-
Notifications
You must be signed in to change notification settings - Fork 469
Description
TL;DR
A long running celery task keeps adding to a large trace that's already larger than the API payload limit, using a lot of memory and causing a memory usage spike during serialization, all for a trace that's going to be dropped anyway.
Details
We have a celery task that occasionally handles a large payload, taking up to an hour to complete and performing tens of thousands of queries.

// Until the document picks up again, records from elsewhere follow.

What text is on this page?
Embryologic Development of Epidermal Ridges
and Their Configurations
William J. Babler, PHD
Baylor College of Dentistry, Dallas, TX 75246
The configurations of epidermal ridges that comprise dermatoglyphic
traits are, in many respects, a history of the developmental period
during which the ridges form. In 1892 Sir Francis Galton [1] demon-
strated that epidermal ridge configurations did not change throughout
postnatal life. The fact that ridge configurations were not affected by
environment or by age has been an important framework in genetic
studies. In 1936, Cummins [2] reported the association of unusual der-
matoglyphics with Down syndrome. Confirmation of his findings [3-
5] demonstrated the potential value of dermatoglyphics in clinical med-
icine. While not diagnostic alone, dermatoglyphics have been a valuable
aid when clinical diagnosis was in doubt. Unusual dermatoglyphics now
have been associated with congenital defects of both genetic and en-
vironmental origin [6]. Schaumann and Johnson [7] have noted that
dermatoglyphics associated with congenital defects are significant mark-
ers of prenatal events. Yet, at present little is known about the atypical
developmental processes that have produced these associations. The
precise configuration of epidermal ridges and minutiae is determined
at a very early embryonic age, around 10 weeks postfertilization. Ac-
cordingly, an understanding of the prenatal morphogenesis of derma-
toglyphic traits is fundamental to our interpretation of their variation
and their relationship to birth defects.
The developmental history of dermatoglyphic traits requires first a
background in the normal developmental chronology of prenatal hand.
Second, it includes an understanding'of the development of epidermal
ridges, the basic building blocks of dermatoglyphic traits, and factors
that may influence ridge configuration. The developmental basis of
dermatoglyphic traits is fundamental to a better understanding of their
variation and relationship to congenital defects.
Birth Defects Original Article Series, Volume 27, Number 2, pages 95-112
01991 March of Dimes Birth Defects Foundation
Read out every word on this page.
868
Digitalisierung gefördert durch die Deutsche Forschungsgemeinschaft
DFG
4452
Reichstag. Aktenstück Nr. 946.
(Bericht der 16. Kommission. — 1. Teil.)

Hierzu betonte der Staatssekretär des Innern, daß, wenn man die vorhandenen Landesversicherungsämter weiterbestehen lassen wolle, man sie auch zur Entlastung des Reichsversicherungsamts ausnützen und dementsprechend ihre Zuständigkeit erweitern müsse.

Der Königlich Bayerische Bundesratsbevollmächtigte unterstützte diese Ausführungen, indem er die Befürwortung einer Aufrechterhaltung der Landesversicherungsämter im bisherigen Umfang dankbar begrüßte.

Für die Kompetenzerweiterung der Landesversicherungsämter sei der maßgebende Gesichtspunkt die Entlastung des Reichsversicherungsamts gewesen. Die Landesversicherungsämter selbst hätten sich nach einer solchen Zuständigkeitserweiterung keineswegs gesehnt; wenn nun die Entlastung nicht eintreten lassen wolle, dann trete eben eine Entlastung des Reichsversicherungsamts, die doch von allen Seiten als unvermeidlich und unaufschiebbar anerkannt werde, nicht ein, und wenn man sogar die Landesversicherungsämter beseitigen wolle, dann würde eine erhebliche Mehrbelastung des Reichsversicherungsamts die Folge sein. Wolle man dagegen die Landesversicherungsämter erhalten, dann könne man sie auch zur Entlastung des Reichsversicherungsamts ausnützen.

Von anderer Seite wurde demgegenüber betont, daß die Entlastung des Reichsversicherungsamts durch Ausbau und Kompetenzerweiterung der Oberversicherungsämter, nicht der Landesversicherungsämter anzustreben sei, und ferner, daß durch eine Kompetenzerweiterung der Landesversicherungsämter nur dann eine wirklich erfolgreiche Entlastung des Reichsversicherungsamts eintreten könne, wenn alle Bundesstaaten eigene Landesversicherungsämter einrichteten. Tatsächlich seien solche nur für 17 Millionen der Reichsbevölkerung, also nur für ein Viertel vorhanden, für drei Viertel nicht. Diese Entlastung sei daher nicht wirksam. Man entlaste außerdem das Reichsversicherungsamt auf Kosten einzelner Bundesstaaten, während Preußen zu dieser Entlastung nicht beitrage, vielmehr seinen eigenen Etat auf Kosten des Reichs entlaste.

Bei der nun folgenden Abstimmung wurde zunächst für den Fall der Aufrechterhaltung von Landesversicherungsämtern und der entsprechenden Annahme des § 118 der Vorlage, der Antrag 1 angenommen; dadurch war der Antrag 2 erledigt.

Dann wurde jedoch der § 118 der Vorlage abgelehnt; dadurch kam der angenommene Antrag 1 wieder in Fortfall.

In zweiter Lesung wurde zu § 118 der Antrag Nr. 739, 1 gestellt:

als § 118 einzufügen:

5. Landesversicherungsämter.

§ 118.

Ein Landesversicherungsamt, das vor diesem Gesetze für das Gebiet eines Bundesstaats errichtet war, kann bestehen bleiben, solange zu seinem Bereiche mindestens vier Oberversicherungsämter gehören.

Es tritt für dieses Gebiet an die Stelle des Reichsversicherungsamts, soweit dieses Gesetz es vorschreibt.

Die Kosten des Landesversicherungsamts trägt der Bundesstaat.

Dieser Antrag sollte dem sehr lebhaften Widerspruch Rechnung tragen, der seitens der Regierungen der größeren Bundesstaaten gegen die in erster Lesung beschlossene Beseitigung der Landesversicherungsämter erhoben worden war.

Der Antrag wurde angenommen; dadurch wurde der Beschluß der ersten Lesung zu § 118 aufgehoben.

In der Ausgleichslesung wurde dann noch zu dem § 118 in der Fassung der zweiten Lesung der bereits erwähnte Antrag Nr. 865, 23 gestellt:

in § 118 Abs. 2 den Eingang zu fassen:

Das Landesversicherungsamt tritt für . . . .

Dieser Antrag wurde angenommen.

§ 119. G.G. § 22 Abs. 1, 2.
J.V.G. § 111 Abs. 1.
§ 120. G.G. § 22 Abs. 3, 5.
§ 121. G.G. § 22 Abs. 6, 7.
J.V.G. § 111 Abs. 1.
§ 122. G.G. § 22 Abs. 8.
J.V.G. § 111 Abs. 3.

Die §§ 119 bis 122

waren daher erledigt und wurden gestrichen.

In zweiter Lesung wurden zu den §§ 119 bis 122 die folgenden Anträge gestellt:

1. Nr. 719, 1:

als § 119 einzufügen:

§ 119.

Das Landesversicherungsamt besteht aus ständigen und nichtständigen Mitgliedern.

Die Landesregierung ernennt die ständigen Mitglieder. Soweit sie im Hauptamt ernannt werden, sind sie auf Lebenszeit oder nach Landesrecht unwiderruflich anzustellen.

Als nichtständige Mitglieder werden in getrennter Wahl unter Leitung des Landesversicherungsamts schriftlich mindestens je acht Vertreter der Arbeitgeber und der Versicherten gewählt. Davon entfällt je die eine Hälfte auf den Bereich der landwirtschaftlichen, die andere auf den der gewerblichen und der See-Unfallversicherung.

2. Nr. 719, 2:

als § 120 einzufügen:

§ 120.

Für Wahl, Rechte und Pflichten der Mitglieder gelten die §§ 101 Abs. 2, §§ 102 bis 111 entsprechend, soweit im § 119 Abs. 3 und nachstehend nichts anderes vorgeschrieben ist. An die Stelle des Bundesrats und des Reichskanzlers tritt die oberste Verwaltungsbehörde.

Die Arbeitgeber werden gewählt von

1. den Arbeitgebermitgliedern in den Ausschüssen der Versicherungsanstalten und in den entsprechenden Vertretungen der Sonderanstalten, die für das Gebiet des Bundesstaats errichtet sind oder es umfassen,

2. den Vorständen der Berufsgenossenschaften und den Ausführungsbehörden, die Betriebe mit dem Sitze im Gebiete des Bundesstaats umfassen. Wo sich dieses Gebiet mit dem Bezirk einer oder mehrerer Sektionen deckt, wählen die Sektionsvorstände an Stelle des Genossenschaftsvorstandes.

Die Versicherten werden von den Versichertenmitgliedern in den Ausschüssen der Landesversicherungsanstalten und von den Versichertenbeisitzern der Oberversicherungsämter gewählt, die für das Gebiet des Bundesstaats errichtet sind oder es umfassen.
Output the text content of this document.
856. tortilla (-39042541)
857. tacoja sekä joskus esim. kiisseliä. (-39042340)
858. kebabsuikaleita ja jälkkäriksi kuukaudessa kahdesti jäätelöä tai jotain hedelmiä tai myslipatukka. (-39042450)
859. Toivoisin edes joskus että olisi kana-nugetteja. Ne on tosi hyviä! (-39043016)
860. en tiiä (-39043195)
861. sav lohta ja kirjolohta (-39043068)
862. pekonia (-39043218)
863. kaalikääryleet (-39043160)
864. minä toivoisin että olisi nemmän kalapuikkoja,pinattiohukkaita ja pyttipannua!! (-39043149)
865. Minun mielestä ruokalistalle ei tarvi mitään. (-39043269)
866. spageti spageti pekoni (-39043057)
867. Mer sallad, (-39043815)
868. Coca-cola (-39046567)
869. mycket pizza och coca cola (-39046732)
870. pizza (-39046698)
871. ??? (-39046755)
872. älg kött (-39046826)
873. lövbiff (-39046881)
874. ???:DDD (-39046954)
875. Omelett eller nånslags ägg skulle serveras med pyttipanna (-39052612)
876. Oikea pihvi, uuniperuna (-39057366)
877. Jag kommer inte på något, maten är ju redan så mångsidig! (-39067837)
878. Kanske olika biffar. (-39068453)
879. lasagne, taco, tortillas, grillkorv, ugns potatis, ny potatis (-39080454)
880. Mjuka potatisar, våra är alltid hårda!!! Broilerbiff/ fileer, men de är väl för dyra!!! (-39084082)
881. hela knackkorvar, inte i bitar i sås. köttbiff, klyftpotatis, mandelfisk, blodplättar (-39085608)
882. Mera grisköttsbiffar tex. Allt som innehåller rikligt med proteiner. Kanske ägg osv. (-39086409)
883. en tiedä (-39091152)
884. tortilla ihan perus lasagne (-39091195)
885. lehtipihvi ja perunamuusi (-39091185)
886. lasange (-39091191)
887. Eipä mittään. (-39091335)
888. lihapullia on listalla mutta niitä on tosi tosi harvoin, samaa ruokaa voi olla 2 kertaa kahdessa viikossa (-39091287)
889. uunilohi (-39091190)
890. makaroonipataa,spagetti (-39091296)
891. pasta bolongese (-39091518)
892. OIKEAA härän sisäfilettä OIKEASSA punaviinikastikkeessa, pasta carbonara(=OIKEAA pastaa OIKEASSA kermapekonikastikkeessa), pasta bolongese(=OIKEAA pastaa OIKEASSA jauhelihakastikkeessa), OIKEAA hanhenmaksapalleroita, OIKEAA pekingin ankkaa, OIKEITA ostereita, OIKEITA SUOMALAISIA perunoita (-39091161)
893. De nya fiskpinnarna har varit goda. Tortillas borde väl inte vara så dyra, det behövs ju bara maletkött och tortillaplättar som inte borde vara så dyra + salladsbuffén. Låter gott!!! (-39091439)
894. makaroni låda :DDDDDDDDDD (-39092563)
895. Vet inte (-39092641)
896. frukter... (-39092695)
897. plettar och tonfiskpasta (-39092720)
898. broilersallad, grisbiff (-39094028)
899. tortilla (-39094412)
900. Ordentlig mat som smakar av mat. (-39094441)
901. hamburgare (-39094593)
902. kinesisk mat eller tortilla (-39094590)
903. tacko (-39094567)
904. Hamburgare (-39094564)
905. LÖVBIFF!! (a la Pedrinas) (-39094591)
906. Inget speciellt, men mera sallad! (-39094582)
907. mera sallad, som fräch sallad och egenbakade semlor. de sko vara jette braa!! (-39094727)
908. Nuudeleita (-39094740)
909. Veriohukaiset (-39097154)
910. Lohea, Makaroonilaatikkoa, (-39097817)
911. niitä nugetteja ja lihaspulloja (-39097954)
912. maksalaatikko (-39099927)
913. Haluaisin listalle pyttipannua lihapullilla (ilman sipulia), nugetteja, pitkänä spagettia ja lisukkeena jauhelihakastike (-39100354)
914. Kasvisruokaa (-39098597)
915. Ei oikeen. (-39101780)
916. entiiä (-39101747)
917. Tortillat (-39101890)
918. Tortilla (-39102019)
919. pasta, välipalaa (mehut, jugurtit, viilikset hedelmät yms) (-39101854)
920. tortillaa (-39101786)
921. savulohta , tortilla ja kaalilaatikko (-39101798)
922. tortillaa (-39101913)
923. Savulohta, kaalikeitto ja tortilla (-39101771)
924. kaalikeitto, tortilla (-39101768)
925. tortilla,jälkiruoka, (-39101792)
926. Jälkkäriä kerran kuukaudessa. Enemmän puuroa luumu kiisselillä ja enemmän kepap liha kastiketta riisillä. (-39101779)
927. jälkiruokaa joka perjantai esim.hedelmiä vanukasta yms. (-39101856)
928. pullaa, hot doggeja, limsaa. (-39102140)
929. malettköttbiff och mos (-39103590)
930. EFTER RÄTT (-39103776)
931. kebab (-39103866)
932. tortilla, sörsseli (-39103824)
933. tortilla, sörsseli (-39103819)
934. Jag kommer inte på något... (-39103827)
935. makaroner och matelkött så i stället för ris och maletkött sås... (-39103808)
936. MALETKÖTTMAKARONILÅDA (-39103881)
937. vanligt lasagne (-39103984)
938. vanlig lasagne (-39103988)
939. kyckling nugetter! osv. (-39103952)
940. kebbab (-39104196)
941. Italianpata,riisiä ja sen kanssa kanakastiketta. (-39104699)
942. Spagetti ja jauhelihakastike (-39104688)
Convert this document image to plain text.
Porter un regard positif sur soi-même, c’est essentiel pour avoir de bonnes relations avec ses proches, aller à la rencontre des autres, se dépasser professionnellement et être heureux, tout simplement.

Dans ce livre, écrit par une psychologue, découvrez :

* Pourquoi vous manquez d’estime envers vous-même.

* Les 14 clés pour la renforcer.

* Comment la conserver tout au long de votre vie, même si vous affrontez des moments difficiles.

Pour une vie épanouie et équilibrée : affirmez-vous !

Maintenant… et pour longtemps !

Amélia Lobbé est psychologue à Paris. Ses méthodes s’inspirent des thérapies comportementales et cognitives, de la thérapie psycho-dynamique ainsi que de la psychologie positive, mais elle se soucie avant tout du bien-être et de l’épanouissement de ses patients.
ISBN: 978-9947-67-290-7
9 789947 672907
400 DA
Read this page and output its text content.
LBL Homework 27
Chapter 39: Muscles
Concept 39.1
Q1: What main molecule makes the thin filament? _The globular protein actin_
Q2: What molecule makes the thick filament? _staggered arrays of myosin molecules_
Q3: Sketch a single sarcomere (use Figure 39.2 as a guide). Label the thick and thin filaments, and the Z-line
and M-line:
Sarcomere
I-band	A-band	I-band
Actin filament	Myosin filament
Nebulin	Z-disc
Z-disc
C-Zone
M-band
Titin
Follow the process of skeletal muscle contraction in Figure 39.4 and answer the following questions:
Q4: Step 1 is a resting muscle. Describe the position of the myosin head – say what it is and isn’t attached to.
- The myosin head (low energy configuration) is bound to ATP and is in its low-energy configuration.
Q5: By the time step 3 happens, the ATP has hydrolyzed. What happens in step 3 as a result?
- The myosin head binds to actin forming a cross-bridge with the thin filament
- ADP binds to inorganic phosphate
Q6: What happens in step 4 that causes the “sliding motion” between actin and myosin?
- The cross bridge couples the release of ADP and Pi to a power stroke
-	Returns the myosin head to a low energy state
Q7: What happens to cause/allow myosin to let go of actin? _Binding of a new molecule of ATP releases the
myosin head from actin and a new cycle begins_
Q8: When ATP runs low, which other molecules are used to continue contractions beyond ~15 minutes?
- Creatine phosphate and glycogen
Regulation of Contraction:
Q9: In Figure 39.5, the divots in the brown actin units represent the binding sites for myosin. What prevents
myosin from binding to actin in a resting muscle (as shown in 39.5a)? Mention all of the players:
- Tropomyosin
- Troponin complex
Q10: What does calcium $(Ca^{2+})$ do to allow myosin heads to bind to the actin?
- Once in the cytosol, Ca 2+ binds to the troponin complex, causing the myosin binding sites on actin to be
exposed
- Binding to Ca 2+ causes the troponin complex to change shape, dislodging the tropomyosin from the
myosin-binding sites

Since the ddtrace.contrib.celery patch creates a single parent span for the whole task execution, all children spans are added to it and flushed at the end, when the whole trace is serialized and either sent to the datadog API or dropped because it exceeds the API payload limit.
This works as expected for small tasks, but for these large, long-running tasks, it always results in a trace larger than the API payload limit. We get the Trace is larger than the max payload size, dropping it or Trace is too big to fit in a payload, dropping it warnings. If it's the API limit, fair enough, but ddtrace keeps pointlessly adding to the trace even after it's already too large for the API. Also, during the serialization it holds both the raw and serialized payload in memory, causing a short memory spike that in our application sometimes hits Heroku's memory quota and cause it to start swapping.
Our temporary workaround was to disable the celery patch with DD_TRACE_CELERY_ENABLED=False so we still get traces for queries and other inner calls in the taks, but they aren't grouped under a single parent trace.
Ideally, ddtrace should be able to get a rough estimate of when a parent trace is already too large for the API and stop adding to it.
Which version of dd-trace-py are you using?
0.41.0
Which version of the libraries are you using?
django 3.0.5
celery 4.4.7
How can we reproduce your problem?
Create a long-running celery task that creates a lot of spans and activate the ddtrace.contrib.celery. It will generate a large trace that's dropped at the end.
What is the result that you get?
ddtrace keeps adding to a doomed trace, wasting memory, and causing a huge memory spike during serialization at the end.
What is the result that you expected?
ddtrace shouldn't keep adding to a trace that's already past the API payload limit.